Diplolaena dampieri, commonly known as Dampier's rose, is a species of flowering plant in the family Rutaceae. It is endemic to the west coast of Western Australia. It has slightly leathery, oblong-elliptic shaped leaves, hairy bracts and pale red to orange flowers from July to September.

==Description==
Diplolaena dampieri is a spreading, rounded shrub that typically grows to a height of 1.5 m. It has strongly aromatic, elliptic to oblong-elliptic shaped, leathery leaves to 40 mm long, the upper surface dark olive green and hairless when mature, the lower surface thickly covered in cream to grey weak hairs. The pendulous flowers are borne at the end of branches, about 10-15 mm in diameter, outer bracts narrowly triangular to oval shaped, 7-10 mm long with thick, grey to reddish star-shaped hairs.
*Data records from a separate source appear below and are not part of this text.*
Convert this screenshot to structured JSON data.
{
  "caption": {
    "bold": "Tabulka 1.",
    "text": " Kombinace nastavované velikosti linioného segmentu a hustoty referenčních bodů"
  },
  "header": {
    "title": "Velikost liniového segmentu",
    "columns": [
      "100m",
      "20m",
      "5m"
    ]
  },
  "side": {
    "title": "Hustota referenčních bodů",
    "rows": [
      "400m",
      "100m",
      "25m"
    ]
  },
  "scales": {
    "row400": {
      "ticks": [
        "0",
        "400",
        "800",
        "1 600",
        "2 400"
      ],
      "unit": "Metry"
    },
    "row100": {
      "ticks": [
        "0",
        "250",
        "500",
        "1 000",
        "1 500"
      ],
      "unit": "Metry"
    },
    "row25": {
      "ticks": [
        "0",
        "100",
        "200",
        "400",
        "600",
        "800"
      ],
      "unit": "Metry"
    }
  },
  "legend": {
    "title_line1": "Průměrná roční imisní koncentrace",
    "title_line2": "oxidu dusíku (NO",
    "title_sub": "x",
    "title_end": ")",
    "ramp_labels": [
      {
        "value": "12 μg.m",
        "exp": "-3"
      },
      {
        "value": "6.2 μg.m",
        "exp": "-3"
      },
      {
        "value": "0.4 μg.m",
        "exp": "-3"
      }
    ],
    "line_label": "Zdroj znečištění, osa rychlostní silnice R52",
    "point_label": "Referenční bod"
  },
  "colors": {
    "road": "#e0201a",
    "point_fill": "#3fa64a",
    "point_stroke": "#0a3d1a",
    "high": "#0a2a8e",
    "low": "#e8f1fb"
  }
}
The inner bracts narrowly oblong, about 12 mm long and densely covered with short, matted, star shaped hairs. The orange to pale red petals about 5 mm long and thickly covered with small hairs on the edges. Flowering occurs from July to September.

==Taxonomy==
Diplolaena dampieri was first formally described in 1817 by René Louiche Desfontaines and the description was published in Memoires du Museum d'Histoire Naturelle.

==Distribution and habitat==
Dampier's rose grows in the south west from Cape Leeuwin, north to Fremantle in low heath, loamy soils, limestone and sand dunes.